Lead Article – February 2019

posted in: Uncategorized 0

LEAD ARTICLE – FEBRUARY 2019

CLINICAL EXAMINATIONS AND SEXUAL BOUNDARIES

Whilst clinical examinations form a vital part of any orthopaedic assessment of a patient’s malady, examinations of an intimate nature are very rarely required. The definition of an intimate examination will vary from one observer to another but in general terms, it involves the clinical examination (both visual and manual) of the breasts and genitalia and may also include digital examination of the vagina or rectum.

There will be some occasions when a rectal examination is important in an orthopaedic assessment. This will be to assess anal tone. Patients who suffer with cauda equina syndromes (where the lower nerve roots of the spinal cord are being compromised) can suffer with faecal and urinary incontinence and lack anal tone.

wood man

Neurological examinations of the lower limbs usually focus upon the exiting nerve roots from the spinal cord numbered L1 to S2. The genitalia are supplied by the nerve roots S2 to S4 inclusive. It is perfectly possible to thoroughly assess the neurological status of a lower limb without engaging in an intimate examination. If doubt should ever exist however, a chaperone should always be present. Most female patients would welcome such support. It should always be offered and whenever doubt exists, the presence of a chaperone should be insisted upon by the medical practitioner.
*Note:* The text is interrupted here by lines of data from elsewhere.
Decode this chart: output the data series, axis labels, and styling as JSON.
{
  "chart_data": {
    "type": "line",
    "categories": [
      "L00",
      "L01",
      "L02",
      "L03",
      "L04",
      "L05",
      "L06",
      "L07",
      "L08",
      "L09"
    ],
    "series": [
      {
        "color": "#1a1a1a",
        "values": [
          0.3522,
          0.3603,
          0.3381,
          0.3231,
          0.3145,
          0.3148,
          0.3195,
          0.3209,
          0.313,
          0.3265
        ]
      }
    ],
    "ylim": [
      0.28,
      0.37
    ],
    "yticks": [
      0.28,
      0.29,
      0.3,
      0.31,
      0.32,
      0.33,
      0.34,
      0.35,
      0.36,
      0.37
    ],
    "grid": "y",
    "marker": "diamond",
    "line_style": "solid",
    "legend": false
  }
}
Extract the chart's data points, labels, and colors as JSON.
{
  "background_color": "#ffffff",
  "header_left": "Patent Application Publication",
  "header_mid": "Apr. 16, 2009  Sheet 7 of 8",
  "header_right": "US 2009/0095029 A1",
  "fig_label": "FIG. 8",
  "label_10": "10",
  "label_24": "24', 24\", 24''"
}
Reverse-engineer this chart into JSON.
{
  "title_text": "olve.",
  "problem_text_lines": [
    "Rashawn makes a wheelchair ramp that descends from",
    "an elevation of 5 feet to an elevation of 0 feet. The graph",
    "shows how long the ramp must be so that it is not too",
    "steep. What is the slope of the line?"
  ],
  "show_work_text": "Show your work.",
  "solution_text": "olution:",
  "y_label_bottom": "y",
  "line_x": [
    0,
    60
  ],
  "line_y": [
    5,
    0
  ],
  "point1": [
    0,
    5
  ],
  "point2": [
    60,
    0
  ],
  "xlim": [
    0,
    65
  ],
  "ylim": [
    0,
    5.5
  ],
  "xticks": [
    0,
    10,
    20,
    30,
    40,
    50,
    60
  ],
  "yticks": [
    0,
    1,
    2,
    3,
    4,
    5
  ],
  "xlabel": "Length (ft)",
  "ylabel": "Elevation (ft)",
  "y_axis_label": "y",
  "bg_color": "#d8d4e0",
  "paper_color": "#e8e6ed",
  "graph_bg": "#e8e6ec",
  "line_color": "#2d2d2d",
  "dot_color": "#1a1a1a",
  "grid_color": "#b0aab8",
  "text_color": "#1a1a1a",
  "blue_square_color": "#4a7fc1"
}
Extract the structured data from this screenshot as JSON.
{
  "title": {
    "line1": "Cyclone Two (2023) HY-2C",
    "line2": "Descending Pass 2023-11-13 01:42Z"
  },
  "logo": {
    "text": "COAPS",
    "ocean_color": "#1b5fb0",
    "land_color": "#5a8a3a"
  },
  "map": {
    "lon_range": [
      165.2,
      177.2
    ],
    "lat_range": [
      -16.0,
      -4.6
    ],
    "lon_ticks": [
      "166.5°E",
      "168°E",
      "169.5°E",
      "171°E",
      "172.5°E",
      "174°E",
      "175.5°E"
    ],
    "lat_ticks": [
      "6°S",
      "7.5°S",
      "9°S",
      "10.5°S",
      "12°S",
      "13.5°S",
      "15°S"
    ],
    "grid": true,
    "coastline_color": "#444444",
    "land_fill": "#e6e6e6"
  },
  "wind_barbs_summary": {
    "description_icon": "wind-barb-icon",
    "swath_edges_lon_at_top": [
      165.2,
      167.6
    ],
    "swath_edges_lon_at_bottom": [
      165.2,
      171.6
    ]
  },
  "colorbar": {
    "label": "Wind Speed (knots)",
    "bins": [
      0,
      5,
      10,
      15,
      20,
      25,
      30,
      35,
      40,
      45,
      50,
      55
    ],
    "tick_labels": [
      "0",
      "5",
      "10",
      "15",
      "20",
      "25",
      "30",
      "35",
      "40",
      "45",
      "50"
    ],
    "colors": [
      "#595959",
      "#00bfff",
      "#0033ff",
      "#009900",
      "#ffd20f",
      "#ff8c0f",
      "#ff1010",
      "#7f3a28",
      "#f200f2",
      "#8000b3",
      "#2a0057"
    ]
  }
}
AHPRA, the Australian Medical Association and the medical defence organisations within Australia all publish guidelines and recommendations concerning these intimate examinations and the presence or otherwise of a chaperone or support person.

lady in bed

Patient dignity should remain paramount. Inappropriate comments, sexualised touching and activities that result in embarrassment are never acceptable.